KhairAllah hoped to make better time with his herd than fifteen miles a day on the thousand mile Kordofan-to-Cairo trail. If not, he’d get to Misr, Egypt, about a month late off the Way of the Forty and Hajj Bashir would not be happy. And I’d be a bit late myself getting to Missouri, if I still lived there.

Luwees, Laurel and Hardy

French Foreign Legion Commandant: Men come here to accept the hardships of the desert and the wasteland. To be without food, without water, and to laugh at it all. Ha, ha, ha…

-Beau Hunks (1931), starring Laurel and Hardy, made seven years before Beau Geste with Gary Cooper and Ray Milland from the same novel

What would KhairAllah have made of Ollie and Stanley in the desert? What did he make of Luwees and Daoud? Yes there was plenty of laughter around the night fires, but not because we went without aseeda and shai. The drovers laughed, incredulously, because Luwees and Daoud chose to ride on the Darb not out of necessity like themselves but rather in search of Adventure, Mughaamara, a word I now understand why is related to the meaning that Lane gives for Mughaamir, One Who Throws Himself into Difficulties, Troubles, or Distresses, and Makes Others To Do So.

Kam ra's?

Ride ‘em out, Cut ‘em out, Cut ‘em in, Let ‘em out, Ride ‘em in…Keep movin’, movin’, movin’, Though they’re disapprovin’, Keep ‘em dawwgies movin’…All the things I’m missin’, Good vittles, love and kissin’, Are waitin’ at the end of my ride…Rawhide! (sound of Cracking Whip)

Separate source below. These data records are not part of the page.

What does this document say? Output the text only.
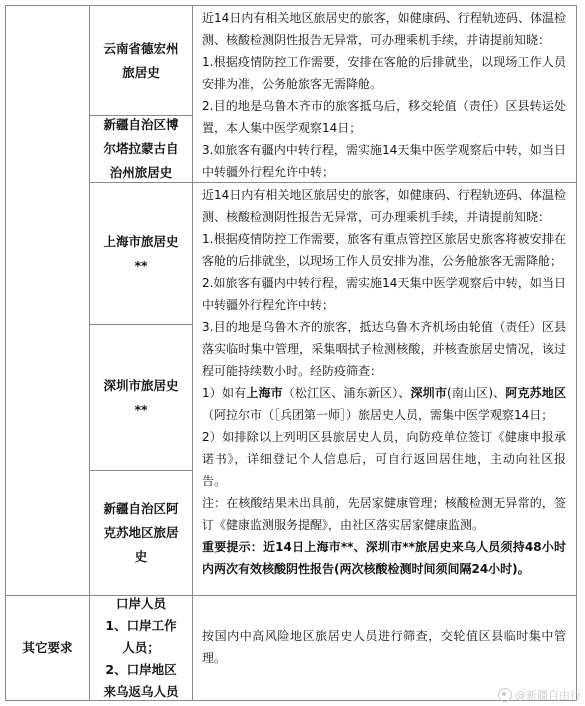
云南省德宏州旅居史
新疆自治区博尔塔拉蒙古自治州旅居史
上海市旅居史**
深圳市旅居史**
新疆自治区阿克苏地区旅居史
其它要求
口岸人员
1、口岸工作人员；
2、口岸地区来乌返乌人员

近14日内有相关地区旅居史的旅客，如健康码、行程轨迹码、体温检测、核酸检测阴性报告无异常，可办理乘机手续，并请提前知晓：

1.根据疫情防控工作需要，安排在客舱的后排就坐，以现场工作人员安排为准，公务舱旅客无需降舱。

2.目的地是乌鲁木齐市的旅客抵乌后，移交轮值（责任）区县转运处置，本人集中医学观察14日；

3.如旅客有疆内中转行程，需实施14天集中医学观察后中转，如当日中转疆外行程允许中转；

近14日内有相关地区旅居史的旅客，如健康码、行程轨迹码、体温检测、核酸检测阴性报告无异常，可办理乘机手续，并请提前知晓：

1.根据疫情防控工作需要，旅客有重点管控区旅居史旅客将被安排在客舱的后排就坐，以现场工作人员安排为准，公务舱旅客无需降舱；

2.如旅客有疆内中转行程，需实施14天集中医学观察后中转，如当日中转疆外行程允许中转；

3.目的地是乌鲁木齐的旅客，抵达乌鲁木齐机场由轮值（责任）区县落实临时集中管理，采集咽拭子检测核酸，并核查旅居史情况，该过程可能持续数小时。经防疫筛查：

1）如有上海市（松江区、浦东新区）、深圳市(南山区)、阿克苏地区（阿拉尔市（［兵团第一师］）旅居史人员，需集中医学观察14日；

2）如排除以上列明区县旅居史人员，向防疫单位签订《健康申报承诺书》，详细登记个人信息后，可自行返回居住地，主动向社区报告。

注：在核酸结果未出具前，先居家健康管理；核酸检测无异常的，签订《健康监测服务提醒》，由社区落实居家健康监测。

重要提示：近14日上海市**、深圳市**旅居史来乌人员须持48小时内两次有效核酸阴性报告(两次核酸检测时间须间隔24小时)。

按国内中高风险地区旅居史人员进行筛查，交轮值区县临时集中管理。

@新疆自由行
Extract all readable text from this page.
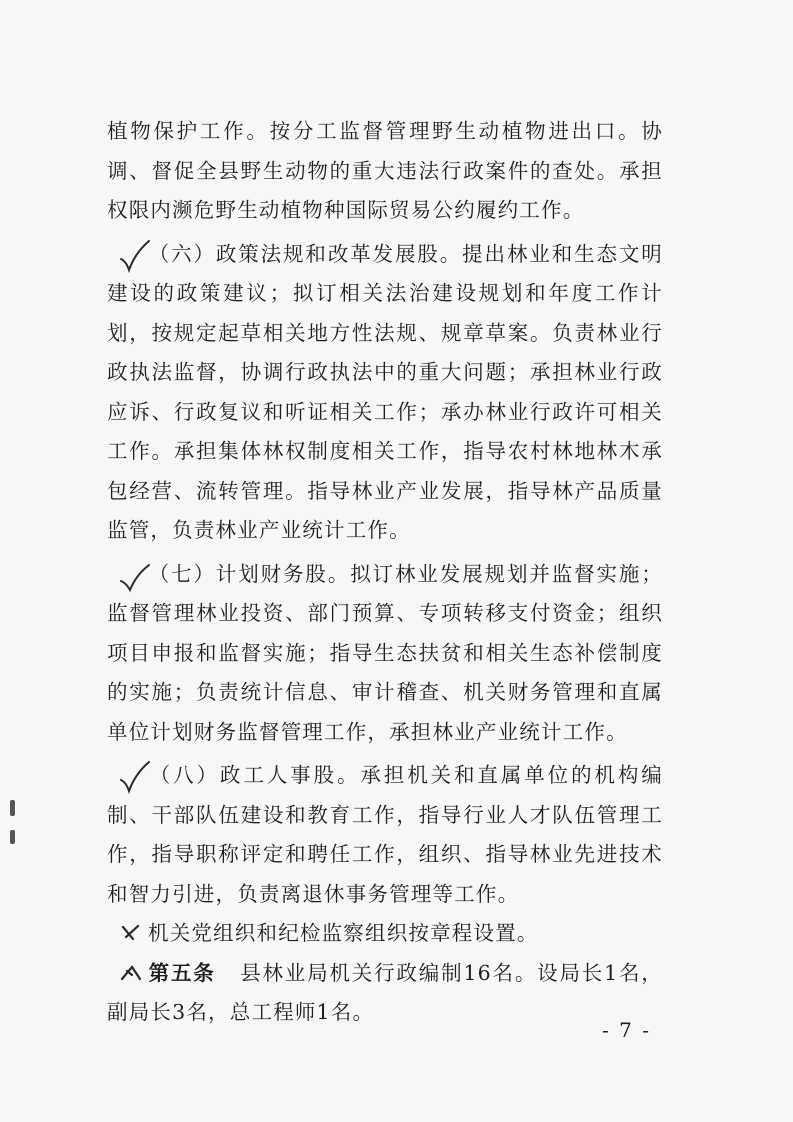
植物保护工作。按分工监督管理野生动植物进出口。协调、督促全县野生动物的重大违法行政案件的查处。承担权限内濒危野生动植物种国际贸易公约履约工作。

（六）政策法规和改革发展股。提出林业和生态文明建设的政策建议；拟订相关法治建设规划和年度工作计划，按规定起草相关地方性法规、规章草案。负责林业行政执法监督，协调行政执法中的重大问题；承担林业行政应诉、行政复议和听证相关工作；承办林业行政许可相关工作。承担集体林权制度相关工作，指导农村林地林木承包经营、流转管理。指导林业产业发展，指导林产品质量监管，负责林业产业统计工作。

（七）计划财务股。拟订林业发展规划并监督实施；监督管理林业投资、部门预算、专项转移支付资金；组织项目申报和监督实施；指导生态扶贫和相关生态补偿制度的实施；负责统计信息、审计稽查、机关财务管理和直属单位计划财务监督管理工作，承担林业产业统计工作。

（八）政工人事股。承担机关和直属单位的机构编制、干部队伍建设和教育工作，指导行业人才队伍管理工作，指导职称评定和聘任工作，组织、指导林业先进技术和智力引进，负责离退休事务管理等工作。

机关党组织和纪检监察组织按章程设置。

第五条 县林业局机关行政编制16名。设局长1名，副局长3名，总工程师1名。

- 7 -
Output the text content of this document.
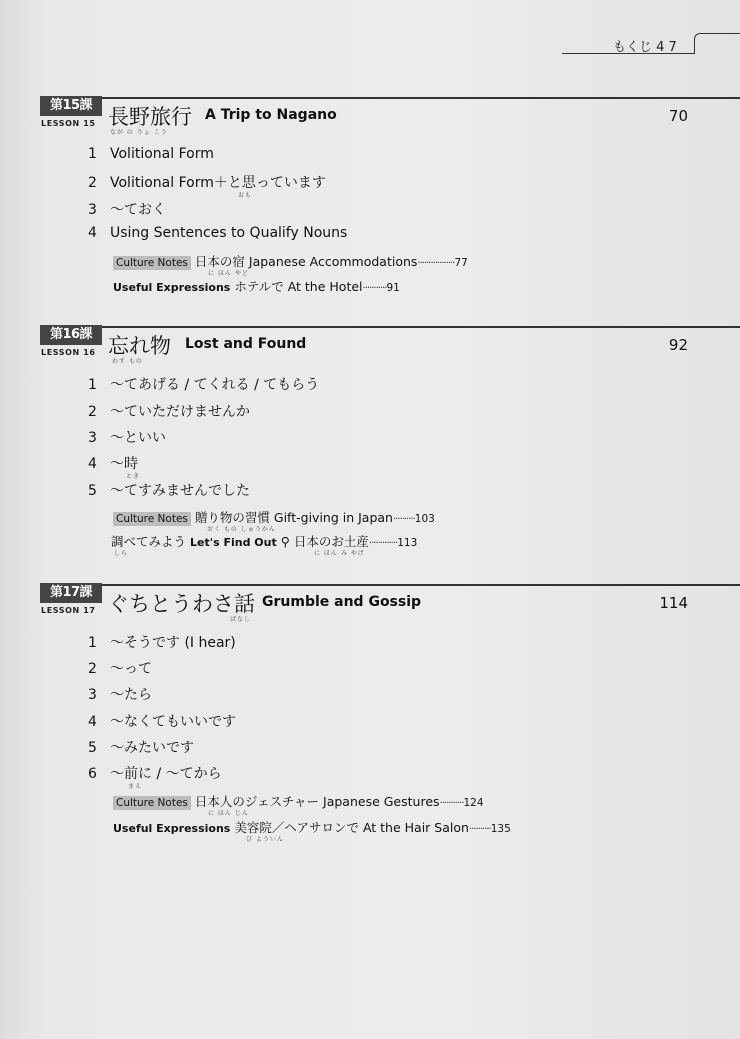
もくじ 4 7
第15課
LESSON 15 長野旅行
なが の りょ こう
A Trip to Nagano	70
1 Volitional Form
2 Volitional Form＋と思っています
おも
3 〜ておく
4 Using Sentences to Qualify Nouns
Culture Notes 日本の宿 Japanese Accommodations·················77
に ほん やど
Useful Expressions ホテルで At the Hotel···········91
第16課
LESSON 16 忘れ物
わす もの
Lost and Found	92
1 〜てあげる / てくれる / てもらう
2 〜ていただけませんか
3 〜といい
4 〜時
とき
5 〜てすみませんでした
Culture Notes 贈り物の習慣 Gift-giving in Japan··········103
おく もの しゅうかん
調べてみよう Let's Find Out ⚲ 日本のお土産·············113
しら	に ほん み やげ
第17課
LESSON 17 ぐちとうわさ話
ばなし
Grumble and Gossip	114
1 〜そうです (I hear)
2 〜って
3 〜たら
4 〜なくてもいいです
5 〜みたいです
6 〜前に / 〜てから
まえ
Culture Notes 日本人のジェスチャー Japanese Gestures···········124
に ほん じん
Useful Expressions 美容院／ヘアサロンで At the Hair Salon··········135
び よういん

-sung by Frankie Laine (birth name Francesco Paolo LoVecchio)

Head ‘em up, Move ‘em out!

-Gil Favor, Trail Boss, played by Eric Fleming (1925-1966, drowned in the Huallaga River, Peruvian Amazon)

KhairAllah (counting his camels, speaking to drovers off camera): Kam Ra’s? [How many head?] You said eight are missing? Voice: Ten are missing. KhairAllah: Where are those ten? Another Voice: He doesn’t know how to count. KhairAllah: Tell him they’re all here. (laughter, off camera)

-Voice of the Whip, Day 15

I introduced Voice of the Whip at the Margaret Mead Film Festival at the American Museum of Natural History and said I had been inspired to make it from watching Rawhide on TV when I was young. Someone who later wrote the film review in American Anthropologist must have been in the audience that night because he mentioned, as way of a put down, that I was an amateur romantic for boyish adventure stories, but I think that miscounting of camels scene proves I was much more of a Three Stooges fan.